The Series R Share offering is expected to close on October 11, 2012. The net proceeds will be used for general corporate purposes and to augment Lifeco’s current liquidity position.

It’s very nice to see a Straight issued! It is my opinion that issuing straights is just another example of GWO’s superior management that has served it so well in the past five years. Their eyes aren’t getting big and round at the prospect of issuing a FixedReset at maybe 4.00% … instead they’re making a hard-nosed decision to lock in financing costs. FixedResets involve a certain amount of wrong-way risk for financial issuers.

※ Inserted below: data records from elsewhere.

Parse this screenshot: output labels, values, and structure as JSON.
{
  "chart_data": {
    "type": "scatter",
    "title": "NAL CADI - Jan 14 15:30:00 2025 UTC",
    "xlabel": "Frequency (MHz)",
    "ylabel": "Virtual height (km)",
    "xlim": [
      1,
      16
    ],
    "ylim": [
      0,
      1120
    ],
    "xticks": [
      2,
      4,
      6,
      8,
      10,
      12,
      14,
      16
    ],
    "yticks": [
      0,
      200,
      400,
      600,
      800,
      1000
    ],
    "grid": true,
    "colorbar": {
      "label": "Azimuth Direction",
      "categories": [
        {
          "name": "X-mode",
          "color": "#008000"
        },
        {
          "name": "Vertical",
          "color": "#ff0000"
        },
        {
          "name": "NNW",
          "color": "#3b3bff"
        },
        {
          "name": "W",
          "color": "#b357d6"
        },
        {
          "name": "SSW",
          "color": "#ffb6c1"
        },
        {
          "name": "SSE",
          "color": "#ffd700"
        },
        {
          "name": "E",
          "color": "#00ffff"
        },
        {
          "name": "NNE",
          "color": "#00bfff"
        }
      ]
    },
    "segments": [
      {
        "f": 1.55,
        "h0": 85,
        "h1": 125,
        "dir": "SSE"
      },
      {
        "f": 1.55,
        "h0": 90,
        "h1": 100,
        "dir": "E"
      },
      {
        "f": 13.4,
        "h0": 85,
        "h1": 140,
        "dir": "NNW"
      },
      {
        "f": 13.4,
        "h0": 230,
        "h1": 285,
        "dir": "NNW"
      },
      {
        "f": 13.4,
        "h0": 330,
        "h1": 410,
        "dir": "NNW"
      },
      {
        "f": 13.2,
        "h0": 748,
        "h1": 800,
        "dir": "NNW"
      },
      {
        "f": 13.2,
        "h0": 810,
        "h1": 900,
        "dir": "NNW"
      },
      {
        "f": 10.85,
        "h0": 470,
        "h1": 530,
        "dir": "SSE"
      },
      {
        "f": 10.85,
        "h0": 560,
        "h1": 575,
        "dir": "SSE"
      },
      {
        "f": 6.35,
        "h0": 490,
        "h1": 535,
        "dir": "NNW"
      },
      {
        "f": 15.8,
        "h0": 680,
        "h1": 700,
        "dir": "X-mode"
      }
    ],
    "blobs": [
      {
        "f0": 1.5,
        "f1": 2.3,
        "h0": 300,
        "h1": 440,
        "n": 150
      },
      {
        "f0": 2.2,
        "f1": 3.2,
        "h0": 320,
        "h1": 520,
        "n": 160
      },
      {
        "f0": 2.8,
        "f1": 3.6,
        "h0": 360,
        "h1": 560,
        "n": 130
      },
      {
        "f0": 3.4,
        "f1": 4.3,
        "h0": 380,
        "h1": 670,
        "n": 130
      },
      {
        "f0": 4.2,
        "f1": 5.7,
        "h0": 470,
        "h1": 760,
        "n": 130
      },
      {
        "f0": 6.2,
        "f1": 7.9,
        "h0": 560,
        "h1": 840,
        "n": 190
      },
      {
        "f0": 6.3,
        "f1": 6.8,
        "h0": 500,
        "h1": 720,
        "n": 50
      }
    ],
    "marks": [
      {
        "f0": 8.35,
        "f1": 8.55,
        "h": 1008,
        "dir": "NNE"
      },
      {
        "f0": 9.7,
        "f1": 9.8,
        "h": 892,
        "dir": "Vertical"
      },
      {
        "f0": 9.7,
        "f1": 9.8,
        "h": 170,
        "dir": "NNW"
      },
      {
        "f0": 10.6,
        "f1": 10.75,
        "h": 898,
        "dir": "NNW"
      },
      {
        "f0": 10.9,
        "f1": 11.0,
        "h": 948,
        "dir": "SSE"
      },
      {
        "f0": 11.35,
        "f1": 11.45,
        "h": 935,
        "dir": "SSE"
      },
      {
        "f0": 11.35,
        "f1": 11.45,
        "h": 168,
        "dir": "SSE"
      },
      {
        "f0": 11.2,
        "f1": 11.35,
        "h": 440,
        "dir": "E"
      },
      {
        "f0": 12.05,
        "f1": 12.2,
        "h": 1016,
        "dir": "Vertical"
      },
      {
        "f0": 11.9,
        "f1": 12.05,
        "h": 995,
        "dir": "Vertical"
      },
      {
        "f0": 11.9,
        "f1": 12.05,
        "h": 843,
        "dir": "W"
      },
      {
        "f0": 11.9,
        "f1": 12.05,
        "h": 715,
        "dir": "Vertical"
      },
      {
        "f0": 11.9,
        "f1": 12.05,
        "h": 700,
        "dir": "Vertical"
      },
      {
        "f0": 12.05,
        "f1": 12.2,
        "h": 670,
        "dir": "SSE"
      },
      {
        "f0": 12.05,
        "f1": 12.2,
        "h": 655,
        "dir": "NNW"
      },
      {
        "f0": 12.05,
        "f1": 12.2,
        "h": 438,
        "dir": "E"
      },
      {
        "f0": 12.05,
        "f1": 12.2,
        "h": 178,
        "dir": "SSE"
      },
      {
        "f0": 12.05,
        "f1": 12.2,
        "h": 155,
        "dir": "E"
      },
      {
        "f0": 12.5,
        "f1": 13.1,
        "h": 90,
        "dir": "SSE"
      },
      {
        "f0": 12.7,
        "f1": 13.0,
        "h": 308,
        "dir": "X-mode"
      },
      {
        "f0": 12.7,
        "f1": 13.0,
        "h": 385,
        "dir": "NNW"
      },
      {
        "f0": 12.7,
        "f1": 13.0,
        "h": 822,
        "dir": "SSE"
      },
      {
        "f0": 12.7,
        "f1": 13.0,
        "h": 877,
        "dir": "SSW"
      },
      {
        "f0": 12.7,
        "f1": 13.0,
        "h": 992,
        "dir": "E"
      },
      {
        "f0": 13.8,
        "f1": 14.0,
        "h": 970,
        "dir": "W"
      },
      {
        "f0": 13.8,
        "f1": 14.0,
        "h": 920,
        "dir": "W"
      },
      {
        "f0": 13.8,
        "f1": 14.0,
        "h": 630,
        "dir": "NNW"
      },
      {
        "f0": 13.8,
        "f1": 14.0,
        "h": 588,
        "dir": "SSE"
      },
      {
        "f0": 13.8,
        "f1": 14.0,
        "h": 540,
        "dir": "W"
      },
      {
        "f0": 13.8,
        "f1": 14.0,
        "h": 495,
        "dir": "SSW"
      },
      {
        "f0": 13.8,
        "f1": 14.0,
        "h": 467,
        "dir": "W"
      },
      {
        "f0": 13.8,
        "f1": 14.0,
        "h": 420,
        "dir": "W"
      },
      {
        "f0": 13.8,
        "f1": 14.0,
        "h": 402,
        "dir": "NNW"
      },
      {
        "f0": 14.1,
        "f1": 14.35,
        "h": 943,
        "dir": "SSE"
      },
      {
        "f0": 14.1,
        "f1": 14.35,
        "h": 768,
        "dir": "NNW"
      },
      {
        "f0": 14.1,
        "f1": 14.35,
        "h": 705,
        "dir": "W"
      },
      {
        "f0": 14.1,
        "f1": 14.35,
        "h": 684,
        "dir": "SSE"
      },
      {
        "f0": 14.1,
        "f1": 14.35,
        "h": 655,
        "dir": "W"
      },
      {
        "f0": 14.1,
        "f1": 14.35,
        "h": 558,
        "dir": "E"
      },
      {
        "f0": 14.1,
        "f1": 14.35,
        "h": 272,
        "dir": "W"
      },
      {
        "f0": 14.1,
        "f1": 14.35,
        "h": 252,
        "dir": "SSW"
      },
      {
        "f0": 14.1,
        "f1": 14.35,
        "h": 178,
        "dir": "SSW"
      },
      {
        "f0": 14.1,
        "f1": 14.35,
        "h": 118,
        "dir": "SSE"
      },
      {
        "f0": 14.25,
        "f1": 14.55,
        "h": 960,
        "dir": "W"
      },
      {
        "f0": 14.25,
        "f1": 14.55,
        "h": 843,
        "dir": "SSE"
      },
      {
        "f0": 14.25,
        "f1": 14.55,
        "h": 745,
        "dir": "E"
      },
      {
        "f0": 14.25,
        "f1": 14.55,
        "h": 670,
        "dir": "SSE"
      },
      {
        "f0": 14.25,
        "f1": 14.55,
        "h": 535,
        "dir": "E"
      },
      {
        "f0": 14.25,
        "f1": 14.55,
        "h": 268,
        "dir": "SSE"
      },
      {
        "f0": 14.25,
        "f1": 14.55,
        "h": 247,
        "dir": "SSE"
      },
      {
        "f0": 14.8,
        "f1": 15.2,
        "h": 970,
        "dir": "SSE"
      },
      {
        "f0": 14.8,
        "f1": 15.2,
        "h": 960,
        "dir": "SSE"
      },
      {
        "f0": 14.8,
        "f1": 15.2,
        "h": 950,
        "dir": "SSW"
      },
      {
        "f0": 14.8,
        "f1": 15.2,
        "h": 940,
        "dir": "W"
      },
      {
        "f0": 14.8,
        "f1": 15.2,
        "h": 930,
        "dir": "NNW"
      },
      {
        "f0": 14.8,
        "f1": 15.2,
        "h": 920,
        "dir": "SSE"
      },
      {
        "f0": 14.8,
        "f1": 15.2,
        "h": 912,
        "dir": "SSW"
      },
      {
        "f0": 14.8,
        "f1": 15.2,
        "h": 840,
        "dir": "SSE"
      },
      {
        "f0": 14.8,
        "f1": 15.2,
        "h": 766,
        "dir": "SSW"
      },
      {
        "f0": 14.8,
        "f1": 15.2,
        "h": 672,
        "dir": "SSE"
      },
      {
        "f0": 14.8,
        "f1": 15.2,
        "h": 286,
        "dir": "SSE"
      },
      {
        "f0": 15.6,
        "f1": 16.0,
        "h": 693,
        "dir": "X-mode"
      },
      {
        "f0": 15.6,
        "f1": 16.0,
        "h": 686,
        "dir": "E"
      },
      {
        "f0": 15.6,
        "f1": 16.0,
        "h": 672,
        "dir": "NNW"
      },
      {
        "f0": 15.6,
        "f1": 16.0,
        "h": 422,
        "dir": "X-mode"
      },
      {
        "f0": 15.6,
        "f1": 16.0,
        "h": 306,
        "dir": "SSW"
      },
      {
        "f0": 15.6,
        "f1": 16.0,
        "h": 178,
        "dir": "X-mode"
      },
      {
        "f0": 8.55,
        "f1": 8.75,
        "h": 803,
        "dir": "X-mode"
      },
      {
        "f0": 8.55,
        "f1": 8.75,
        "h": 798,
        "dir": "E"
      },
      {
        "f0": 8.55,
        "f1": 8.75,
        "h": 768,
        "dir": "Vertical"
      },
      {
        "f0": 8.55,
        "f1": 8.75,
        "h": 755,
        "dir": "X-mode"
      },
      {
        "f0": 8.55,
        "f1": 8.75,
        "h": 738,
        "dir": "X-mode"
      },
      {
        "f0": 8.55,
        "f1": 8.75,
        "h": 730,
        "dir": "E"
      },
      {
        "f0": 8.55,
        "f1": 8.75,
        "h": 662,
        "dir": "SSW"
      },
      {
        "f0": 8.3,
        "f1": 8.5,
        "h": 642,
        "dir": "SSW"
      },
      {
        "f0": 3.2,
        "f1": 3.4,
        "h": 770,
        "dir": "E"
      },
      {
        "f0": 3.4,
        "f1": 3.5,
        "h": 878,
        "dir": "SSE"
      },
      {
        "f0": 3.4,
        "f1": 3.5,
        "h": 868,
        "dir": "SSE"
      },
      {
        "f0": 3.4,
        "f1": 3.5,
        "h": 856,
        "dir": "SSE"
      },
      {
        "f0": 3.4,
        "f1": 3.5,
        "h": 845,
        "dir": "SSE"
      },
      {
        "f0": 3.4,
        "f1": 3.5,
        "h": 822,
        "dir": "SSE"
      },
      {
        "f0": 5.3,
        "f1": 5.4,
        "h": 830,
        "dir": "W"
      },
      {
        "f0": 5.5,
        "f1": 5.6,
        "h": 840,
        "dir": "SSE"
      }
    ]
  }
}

This issue lacks a NVCC clause and will therefore be considered to be a DeemedRetractible, with a Deemed Maturity date of 2022-1-31. I wish OSFI would get off its duff about insurance regulation.

New Issues

New Issue: BRF FixedReset 4.40%+294

Brookfield Renewable Energy Partners has announced:

that it has agreed to issue a total of 8,000,000 Class A Preference Shares, Series 3 (the “Series 3 Preferred Shares”) on a bought deal basis to a syndicate of underwriters in Canada led by TD Securities Inc., CIBC, RBC Capital Markets and Scotiabank. The Series 3 Preferred Shares will be issued at a price of CDN$25.00 per share, for aggregate gross proceeds of CDN$200,000,000. The Series 3 Preferred Shares are being issued through a wholly-owned subsidiary of, and are guaranteed by, Brookfield Renewable.

Holders of the Series 3 Preferred Shares will be entitled to receive fixed cumulative dividends at an annual rate of CDN$1.10 per share, payable quarterly. The Series 3 Preferred Shares will yield 4.4% annually at the issue price, for an initial period ending July 31, 2019 with the first dividend payment date scheduled for January 31, 2013, based on an anticipated closing date of October 11, 2012. Thereafter, the dividend rate will reset every five years at a rate equal to the then five-year Government of Canada Bond yield plus 2.94%. The Series 3 Preferred Shares are redeemable on or after July 31, 2019.

The holders of Series 3 Preferred Shares will have the right to convert their shares into Class A Preference Shares, Series 4 (the “Series 4 Preferred Shares”), subject to certain conditions, on July 31, 2019 and on July 31 of every fifth year thereafter. The holders of Series 4 Preferred Shares will be entitled to receive quarterly floating rate cumulative dividends, as and when declared by the Board of Directors, at a rate equal to the then 90-day Government of Canada Treasury Bill yield plus 2.94%.

Brookfield Renewable has granted the underwriters an option, exercisable in whole or in part anytime up to two business days prior to closing, to purchase up to an additional 2,000,000 Series 3 Preferred Shares at the issue price on the same terms, for additional gross proceeds of up to CDN$50,000,000.

Brookfield Renewable intends to use the net proceeds of the issue of Preferred Shares to repay outstanding indebtedness and for general corporate purposes. The offering of Series 3 Preferred Shares is expected to close on October 11, 2012.

The Series 3 Preferred Shares will be offered to the public in Canada pursuant to a supplement to Brookfield Renewable’s existing short form base shelf prospectus dated January 23, 2012, that will be filed with securities regulatory authorities in each of the provinces and territories of Canada.

This will join BRF.PR.A, a FixedReset, 5.25%+262, currently trading slightly below $26.00.